At a Thursday, June 6 Ethnic Media Services Briefing, an FBI special agent, a San Francisco Police Department sergeant-inspector, a scam attorney and elder abuse prevention experts discussed why these scams are on the rise, real-life stories of victims and what people can do to prevent fraud.
Spotting common scams
The average elder fraud victim loses over $33,000, according to FBI data.
Among the most widespread forms of elder fraud are investment scams, said Robert Tripp, special agent in charge at the FBI San Francisco office — “and I don’t mean subtle corporate fraud, but high-risk, guaranteed-reward … It could start with an unsolicited email, call or text with an opportunity to get rich investing in lucrative opportunities like cryptocurrency.”
Alongside tech support and romance scams, another major form are impersonation scams “where people pretend to be a government official, either a U.S. official or a consular official from the People’s Republic of China, indicating that the person getting the call has to pay money,” he continued.
Tripp added that two fraud red flags to watch for are unsolicited calls or messages requesting money, and an urgency to these requests to pay money immediately: “If you don’t understand why you’re being asked to do something, don’t feel pressured to say yes.”
These scammers, who often gain victims’ trust by speaking their language, “normally work on a two to three-person team … and may be working off a debt to an organization due to gambling or borrowing money,” said Tony Flores, sergeant-inspector of the San Francisco Police Department Special Victims Unit.
He also urged against waiting to report a potential scam. “Reporting delays are dangerous,” he csaid.“We may lose information, surveillance resources, forensic evidence … if we can present a case to the U.S. attorney’s office, it’s not going to happen tomorrow. It’ll happen four to five years later. And they target the elderly because they’re banking that that person will not be around for a testimony by then.”

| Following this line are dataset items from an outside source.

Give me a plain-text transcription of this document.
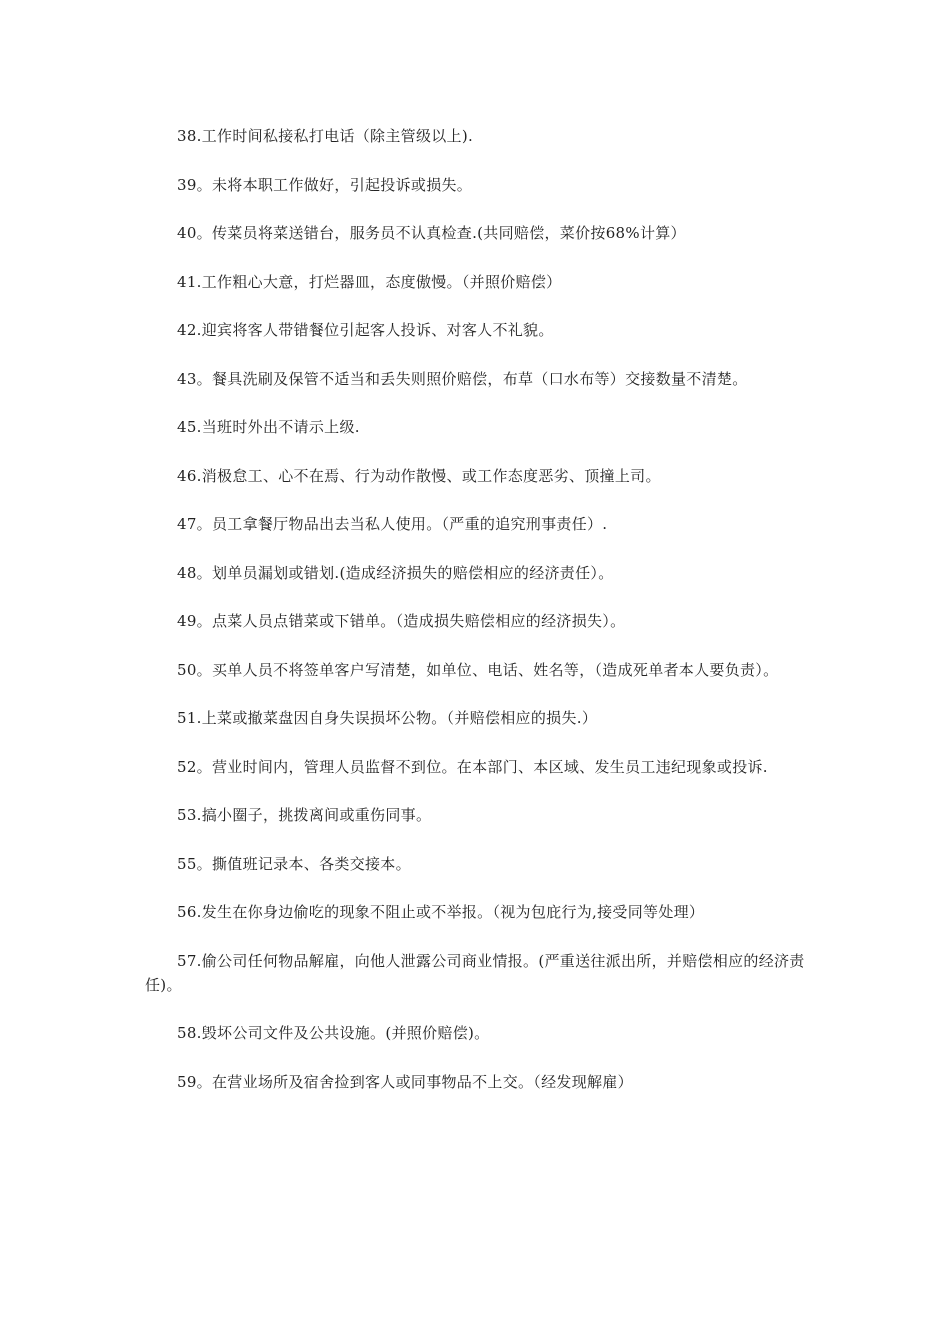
38.工作时间私接私打电话（除主管级以上).

39。未将本职工作做好，引起投诉或损失。

40。传菜员将菜送错台，服务员不认真检查.(共同赔偿，菜价按68%计算）

41.工作粗心大意，打烂器皿，态度傲慢。（并照价赔偿）

42.迎宾将客人带错餐位引起客人投诉、对客人不礼貌。

43。餐具洗刷及保管不适当和丢失则照价赔偿，布草（口水布等）交接数量不清楚。

45.当班时外出不请示上级.

46.消极怠工、心不在焉、行为动作散慢、或工作态度恶劣、顶撞上司。

47。员工拿餐厅物品出去当私人使用。（严重的追究刑事责任）.

48。划单员漏划或错划.(造成经济损失的赔偿相应的经济责任）。

49。点菜人员点错菜或下错单。（造成损失赔偿相应的经济损失）。

50。买单人员不将签单客户写清楚，如单位、电话、姓名等，（造成死单者本人要负责）。

51.上菜或撤菜盘因自身失误损坏公物。（并赔偿相应的损失.）

52。营业时间内，管理人员监督不到位。在本部门、本区域、发生员工违纪现象或投诉.

53.搞小圈子，挑拨离间或重伤同事。

55。撕值班记录本、各类交接本。

56.发生在你身边偷吃的现象不阻止或不举报。（视为包庇行为,接受同等处理）

57.偷公司任何物品解雇，向他人泄露公司商业情报。(严重送往派出所，并赔偿相应的经济责任)。

58.毁坏公司文件及公共设施。(并照价赔偿)。

59。在营业场所及宿舍捡到客人或同事物品不上交。（经发现解雇）
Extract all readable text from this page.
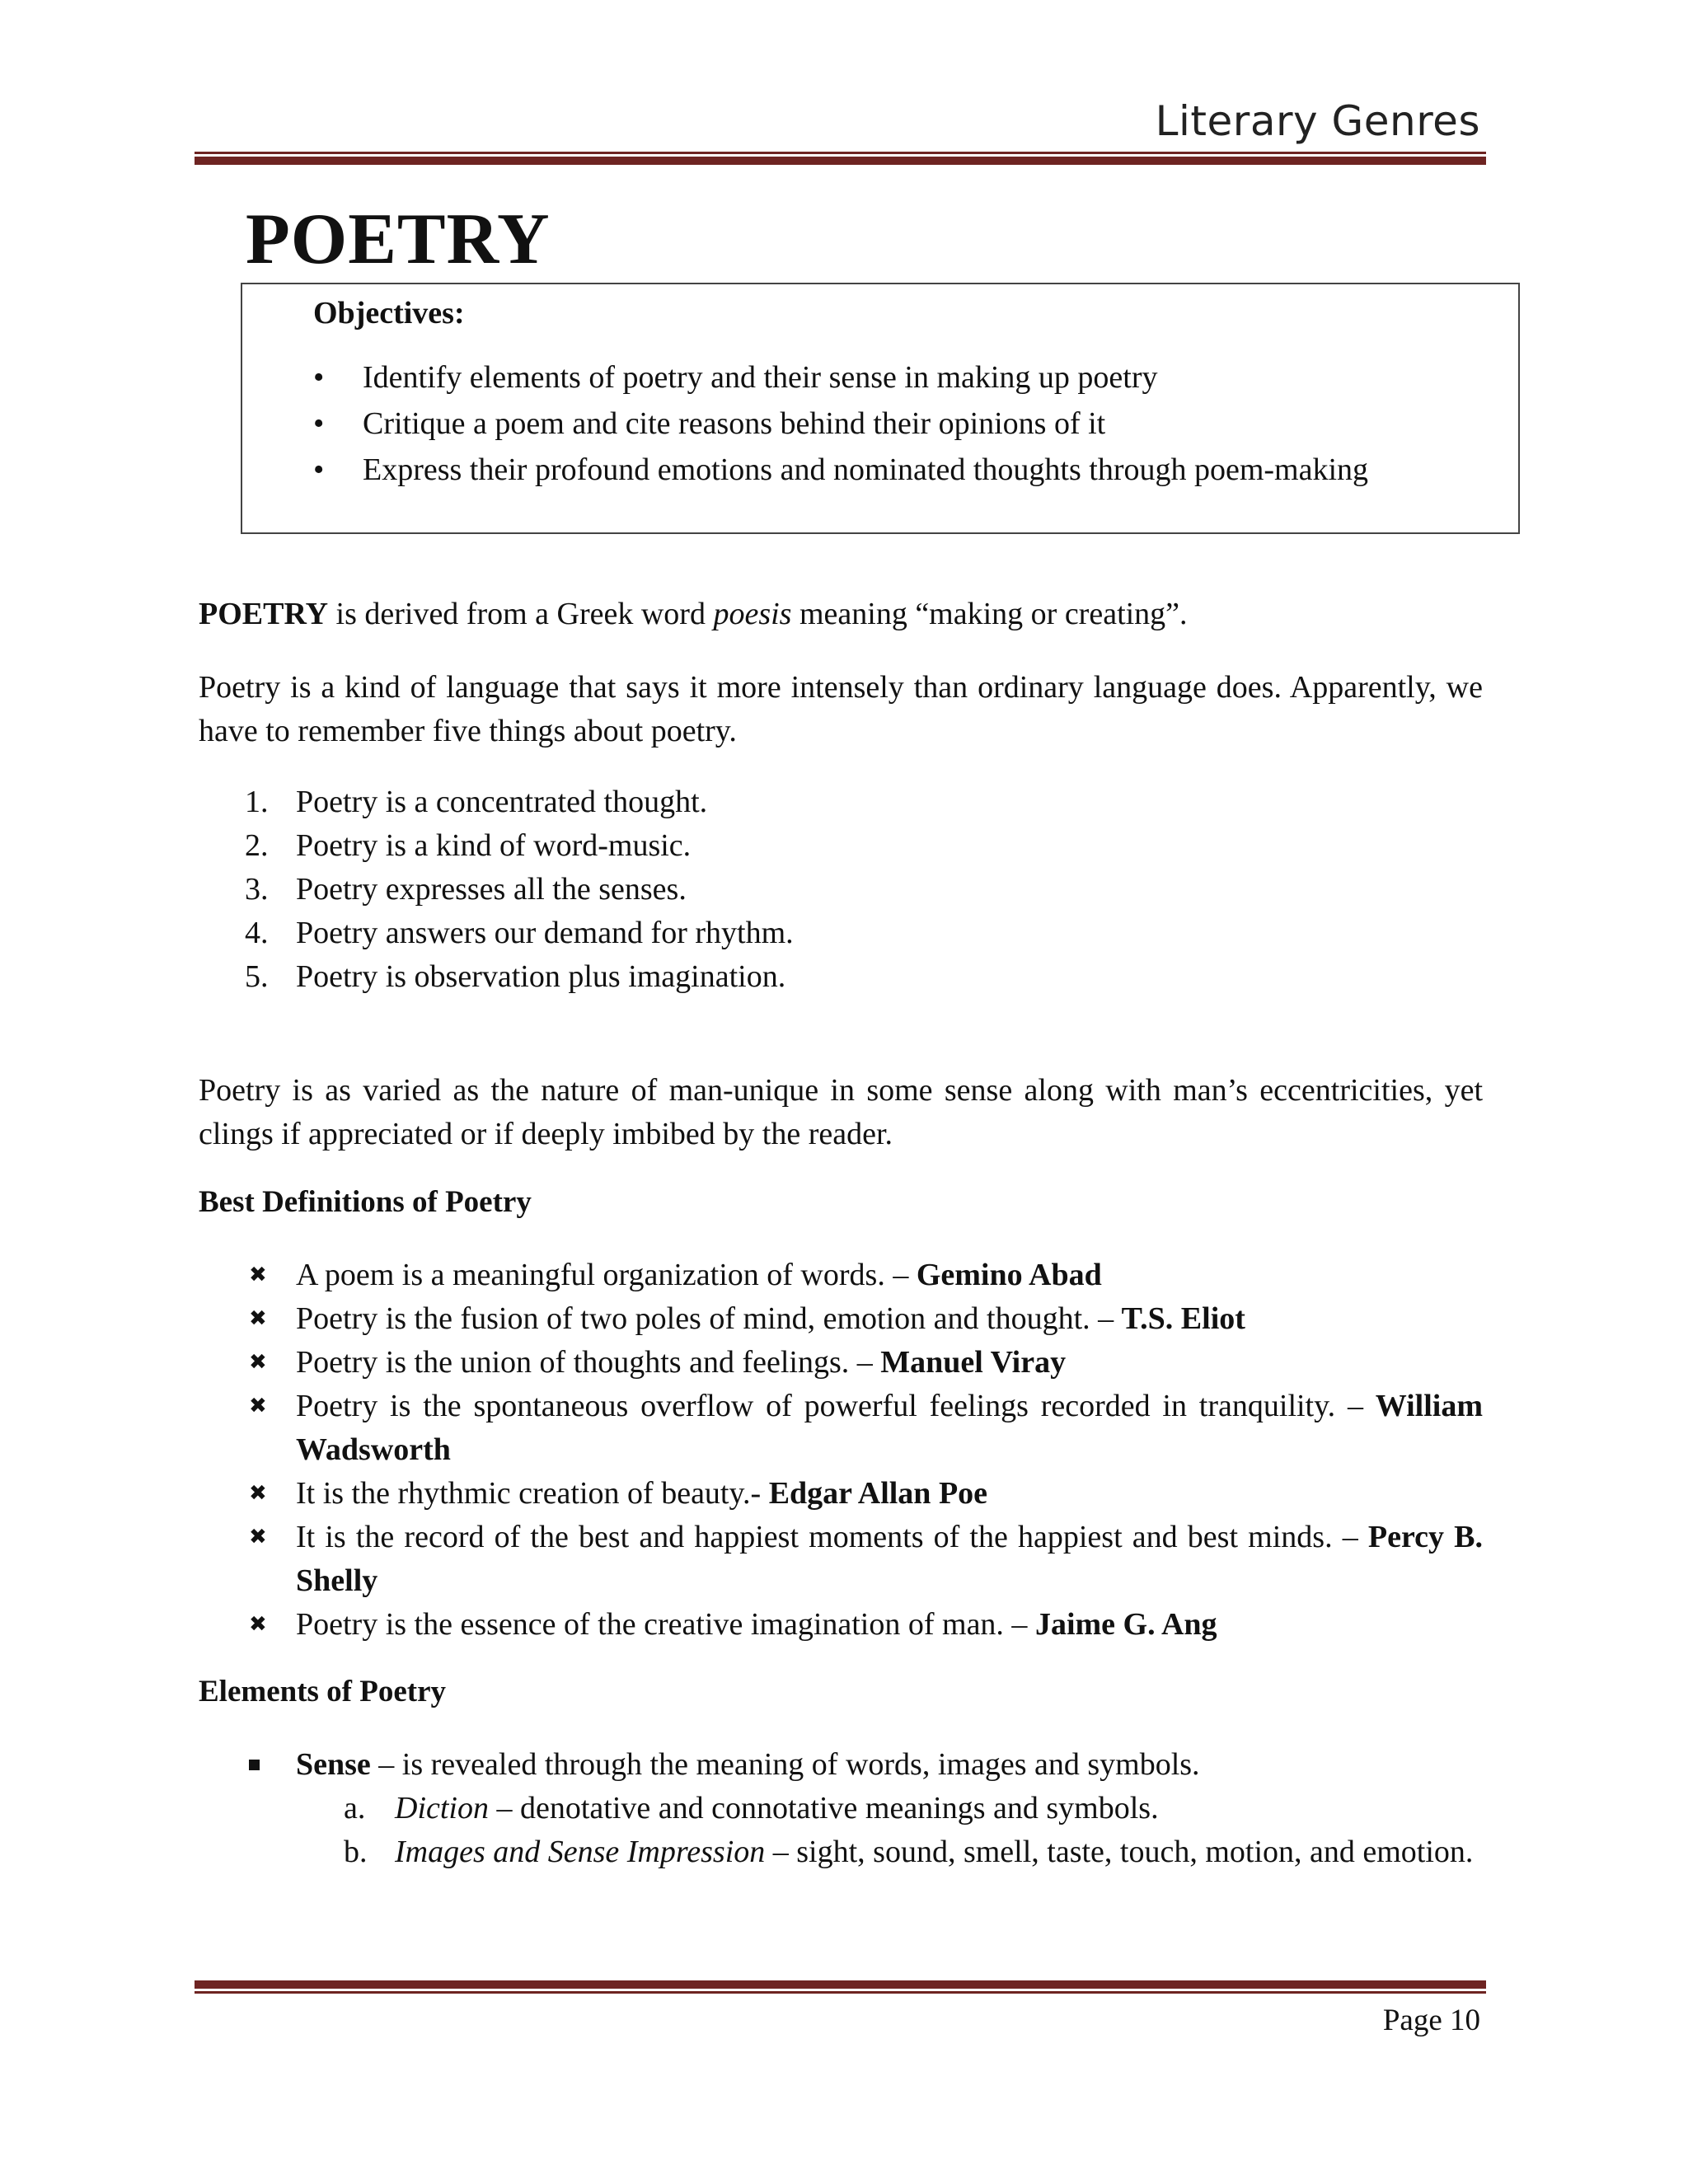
Literary Genres
POETRY
Objectives:
• Identify elements of poetry and their sense in making up poetry
• Critique a poem and cite reasons behind their opinions of it
• Express their profound emotions and nominated thoughts through poem-making

POETRY is derived from a Greek word poesis meaning “making or creating”.

Poetry is a kind of language that says it more intensely than ordinary language does. Apparently, we have to remember five things about poetry.

1. Poetry is a concentrated thought.
2. Poetry is a kind of word-music.
3. Poetry expresses all the senses.
4. Poetry answers our demand for rhythm.
5. Poetry is observation plus imagination.

Poetry is as varied as the nature of man-unique in some sense along with man’s eccentricities, yet clings if appreciated or if deeply imbibed by the reader.

Best Definitions of Poetry
✖ A poem is a meaningful organization of words. – Gemino Abad
✖ Poetry is the fusion of two poles of mind, emotion and thought. – T.S. Eliot
✖ Poetry is the union of thoughts and feelings. – Manuel Viray
✖ Poetry is the spontaneous overflow of powerful feelings recorded in tranquility. – William Wadsworth
✖ It is the rhythmic creation of beauty.- Edgar Allan Poe
✖ It is the record of the best and happiest moments of the happiest and best minds. – Percy B. Shelly
✖ Poetry is the essence of the creative imagination of man. – Jaime G. Ang
Elements of Poetry
Sense – is revealed through the meaning of words, images and symbols.
a. Diction – denotative and connotative meanings and symbols.
b. Images and Sense Impression – sight, sound, smell, taste, touch, motion, and emotion.
Page 10
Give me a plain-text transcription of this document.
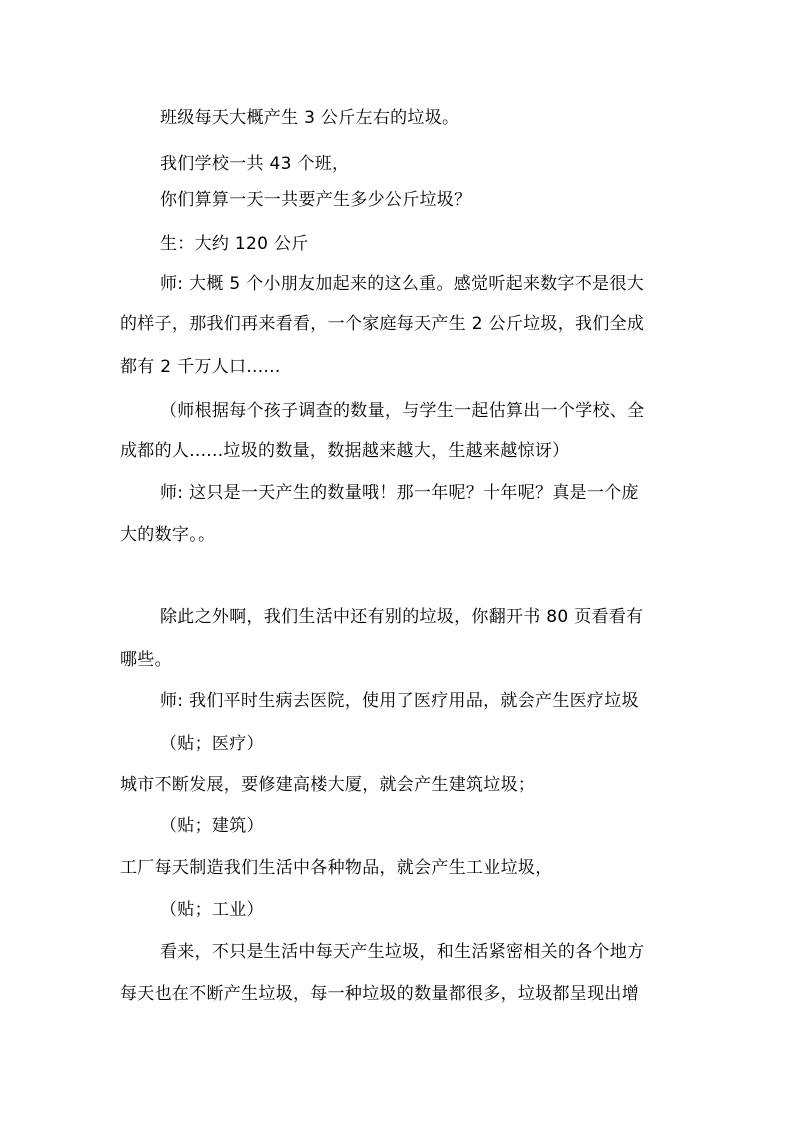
班级每天大概产生 3 公斤左右的垃圾。

我们学校一共 43 个班，

你们算算一天一共要产生多少公斤垃圾？

生：大约 120 公斤

师: 大概 5 个小朋友加起来的这么重。感觉听起来数字不是很大

的样子，那我们再来看看，一个家庭每天产生 2 公斤垃圾，我们全成

都有 2 千万人口......

（师根据每个孩子调查的数量，与学生一起估算出一个学校、全

成都的人......垃圾的数量，数据越来越大，生越来越惊讶）

师: 这只是一天产生的数量哦！那一年呢？十年呢？真是一个庞

大的数字。。

除此之外啊，我们生活中还有别的垃圾，你翻开书 80 页看看有

哪些。

师: 我们平时生病去医院，使用了医疗用品，就会产生医疗垃圾

（贴；医疗）

城市不断发展，要修建高楼大厦，就会产生建筑垃圾；

（贴；建筑）

工厂每天制造我们生活中各种物品，就会产生工业垃圾，

（贴；工业）

看来，不只是生活中每天产生垃圾，和生活紧密相关的各个地方

每天也在不断产生垃圾，每一种垃圾的数量都很多，垃圾都呈现出增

In San Francisco, over 42% of substantiated elder abuse case victims are Asian American. And while the AAPI community accounts for a third of city residents, reporting from the AAPI community itself is only 12% — meaning “two-thirds of our community member victims never report the crimes,” said Anni Chung, president and CEO of Self-Help for the Elderly.
“We’re already very concerned that these financial scams are increasing,” she continued, “and with AI deepfakes coming to our seniors with images and recordings that look and sound just like their relatives, that’s even scarier.”
Those who believe they’ve been a victim of a scam “should call their financial institution, then law enforcement — call the FBI at 1-800-CALLFBI or file a report online at the FBI Internet Crime Complaint Center, Tripp said, adding that Chinese translators are available over the phone.
Shame and isolation
Alongside shame, other barriers to reporting scams include the victim’s fear of retaliation and limited in-language access to reporting resources, said Ali Chiu, lead consultative services supervisor for the Elder Abuse Prevention Program at the Institute on Aging. “What I worry about most is isolation, both for lack of in-language resources, and self-isolation from people who could help.”
One 72 year old monolingual Chinese woman contacted the Institute on Aging only “because we were on TV and I spoke her language” on a Channel 26 broadcast, she continued. “This woman was rich, got a phone call about an investment scam. She’d ignore it and they kept calling, making threats. She went to the bank to withdraw money when they said they were tracking her phone … She eventually put her house on a lien with over 15% interest.”
“She didn’t want to tell anybody about it because she was so ashamed,” Chiu said.
Often, victims are afraid to report scams because scammers can be trusted individuals. A notable/recent example is Derek Vincent Chu, an East Bay man indicted by a federal grand jury in April 2023 for crimes related to a Ponzi scheme involving at least $39 million dollars and over 100 victims, many from Chinatown in San Francisco.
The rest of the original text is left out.